Secara geografis, kampus saya sebenarnya terletak di desa Karangwidoro. Banyak pegawai keamanan dan staf luarnya berasal dari desa Karangwidoro. Namun, tembok kompleks perumahan memisahkan kampus saya dengan bagian lain desa Karangwidoro. Jadinya, desa yang sebenarnya hanya sepelemparan bumerang itu terasa jauh. Untungnya ada pintu belakang kompleks perumahan yang bisa dipakai untuk menjangkau perkampungan utama desa Karangwidoro (setelah melewati tegalan dan rumpun bambu). Itulah yang saya lewati menjelang petang kemarin, ketika maghrib sudah di ambang langit.

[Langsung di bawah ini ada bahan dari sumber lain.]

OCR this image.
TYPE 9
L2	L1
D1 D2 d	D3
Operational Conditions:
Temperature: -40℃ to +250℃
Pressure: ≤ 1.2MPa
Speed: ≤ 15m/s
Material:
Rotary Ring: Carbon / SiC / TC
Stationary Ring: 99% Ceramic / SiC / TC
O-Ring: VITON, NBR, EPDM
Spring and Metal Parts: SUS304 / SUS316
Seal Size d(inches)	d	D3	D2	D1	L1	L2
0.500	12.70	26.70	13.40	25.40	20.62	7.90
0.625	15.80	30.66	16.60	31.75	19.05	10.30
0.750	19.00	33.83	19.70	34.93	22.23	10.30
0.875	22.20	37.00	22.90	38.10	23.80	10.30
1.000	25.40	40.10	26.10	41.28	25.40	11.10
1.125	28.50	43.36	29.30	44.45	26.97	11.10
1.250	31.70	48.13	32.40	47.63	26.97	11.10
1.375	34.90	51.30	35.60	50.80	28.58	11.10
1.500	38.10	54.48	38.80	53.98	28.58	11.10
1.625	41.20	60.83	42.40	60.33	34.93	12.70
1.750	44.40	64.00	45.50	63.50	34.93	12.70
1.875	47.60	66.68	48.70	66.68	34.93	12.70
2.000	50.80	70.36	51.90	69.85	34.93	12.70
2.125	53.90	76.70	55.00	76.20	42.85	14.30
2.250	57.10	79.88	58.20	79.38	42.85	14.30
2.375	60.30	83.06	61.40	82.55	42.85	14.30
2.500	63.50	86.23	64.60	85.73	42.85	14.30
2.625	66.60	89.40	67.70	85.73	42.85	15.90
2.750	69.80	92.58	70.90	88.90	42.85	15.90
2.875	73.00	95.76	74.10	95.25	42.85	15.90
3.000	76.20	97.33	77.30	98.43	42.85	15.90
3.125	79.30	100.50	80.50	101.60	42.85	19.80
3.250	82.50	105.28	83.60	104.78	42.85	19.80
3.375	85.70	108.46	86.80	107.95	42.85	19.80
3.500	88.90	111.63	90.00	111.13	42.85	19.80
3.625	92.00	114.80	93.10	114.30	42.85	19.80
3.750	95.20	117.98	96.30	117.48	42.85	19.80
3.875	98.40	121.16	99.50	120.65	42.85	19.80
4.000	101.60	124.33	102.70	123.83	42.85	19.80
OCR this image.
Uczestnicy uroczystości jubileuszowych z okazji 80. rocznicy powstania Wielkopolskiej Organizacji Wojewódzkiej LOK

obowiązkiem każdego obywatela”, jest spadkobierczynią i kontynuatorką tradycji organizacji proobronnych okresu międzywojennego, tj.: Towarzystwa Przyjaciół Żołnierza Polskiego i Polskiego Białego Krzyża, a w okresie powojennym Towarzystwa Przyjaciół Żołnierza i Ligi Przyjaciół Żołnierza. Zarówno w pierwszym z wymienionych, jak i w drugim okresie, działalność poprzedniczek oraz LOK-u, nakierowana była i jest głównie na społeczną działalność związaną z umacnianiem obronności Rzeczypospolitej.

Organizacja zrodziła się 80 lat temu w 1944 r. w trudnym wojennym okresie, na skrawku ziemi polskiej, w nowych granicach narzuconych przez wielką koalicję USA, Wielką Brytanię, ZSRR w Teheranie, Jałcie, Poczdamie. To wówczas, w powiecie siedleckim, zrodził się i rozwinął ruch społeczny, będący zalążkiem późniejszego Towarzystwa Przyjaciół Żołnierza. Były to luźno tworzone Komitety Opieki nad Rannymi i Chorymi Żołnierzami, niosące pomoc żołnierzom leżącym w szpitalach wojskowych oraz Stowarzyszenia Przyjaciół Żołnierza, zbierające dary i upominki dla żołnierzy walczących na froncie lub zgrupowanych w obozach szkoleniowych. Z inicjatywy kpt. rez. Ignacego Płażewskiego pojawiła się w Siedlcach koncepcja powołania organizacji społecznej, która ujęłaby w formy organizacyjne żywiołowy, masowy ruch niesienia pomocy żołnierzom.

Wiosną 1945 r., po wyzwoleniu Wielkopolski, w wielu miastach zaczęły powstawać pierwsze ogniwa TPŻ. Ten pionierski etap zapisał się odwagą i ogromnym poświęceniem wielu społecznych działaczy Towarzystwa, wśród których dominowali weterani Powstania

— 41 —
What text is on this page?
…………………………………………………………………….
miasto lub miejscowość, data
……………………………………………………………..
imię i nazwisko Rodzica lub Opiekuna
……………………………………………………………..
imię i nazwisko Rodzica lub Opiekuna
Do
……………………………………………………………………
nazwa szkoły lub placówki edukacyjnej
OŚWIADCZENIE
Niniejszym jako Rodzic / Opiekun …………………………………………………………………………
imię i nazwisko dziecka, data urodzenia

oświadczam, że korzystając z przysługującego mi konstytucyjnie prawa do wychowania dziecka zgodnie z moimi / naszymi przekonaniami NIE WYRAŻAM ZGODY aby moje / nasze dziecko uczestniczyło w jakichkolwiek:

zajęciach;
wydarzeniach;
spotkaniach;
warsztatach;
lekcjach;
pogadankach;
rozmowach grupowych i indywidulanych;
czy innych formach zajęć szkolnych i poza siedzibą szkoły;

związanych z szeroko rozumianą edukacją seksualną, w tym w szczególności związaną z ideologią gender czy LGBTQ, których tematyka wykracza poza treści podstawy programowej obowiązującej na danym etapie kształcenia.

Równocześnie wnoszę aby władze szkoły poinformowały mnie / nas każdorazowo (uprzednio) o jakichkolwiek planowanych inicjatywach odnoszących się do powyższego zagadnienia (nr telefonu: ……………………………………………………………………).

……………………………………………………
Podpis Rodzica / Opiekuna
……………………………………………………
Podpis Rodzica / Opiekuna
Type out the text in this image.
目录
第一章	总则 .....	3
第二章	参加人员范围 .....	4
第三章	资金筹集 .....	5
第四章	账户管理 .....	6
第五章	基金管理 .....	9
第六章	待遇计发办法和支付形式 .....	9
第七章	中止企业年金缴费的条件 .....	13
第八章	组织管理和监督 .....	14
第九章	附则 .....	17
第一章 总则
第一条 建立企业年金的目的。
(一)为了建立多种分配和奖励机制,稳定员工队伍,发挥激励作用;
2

Masjid Karangwidoro ternyata cukup bagus. Bangunan ini belum selesai sempurna. Bagian luarnya masih berwarna putih dengan dasaran cat. Tangganya masih cor-coran dan berdebu. Beberapa bagian dinding masih berwarna semen ekspos. Masih ada scaffolding kayu di sana-sini. Namun, bagian teras dan bagian dalamnya sudah terlihat elok. Dinding yang putih gemilang itu tampak tinggi. Di bagian depan masjid, kita melihat tembok dengan ornamen timbul (seperti ukiran dari semen atau gipsum) yang menghiasi mulai lantai hingga ke puncaknya. Arsitekturnya khas campuran Mughal dan beberapa elemen Yunani semacam kolom Korinthian dan sejenisnya. Ini arsitektur masjid yang lagi ngetrend dewasa ini. Bagian mihrab sangat besar dan berbentuk lengkung dengan puncak lengkup lebih dari lima meter dari lantai. Ada pilar ornamental dengan motif pilin di kanan dan kiri mihrab. Di sekitar bagian imam terdapat atrium yang membuat kita bisa melihat lantai dua dan kubah berwarna putih dengan ragam hias garis-garis warna hijau. Lantainya bertutup karpet baru masih tebal.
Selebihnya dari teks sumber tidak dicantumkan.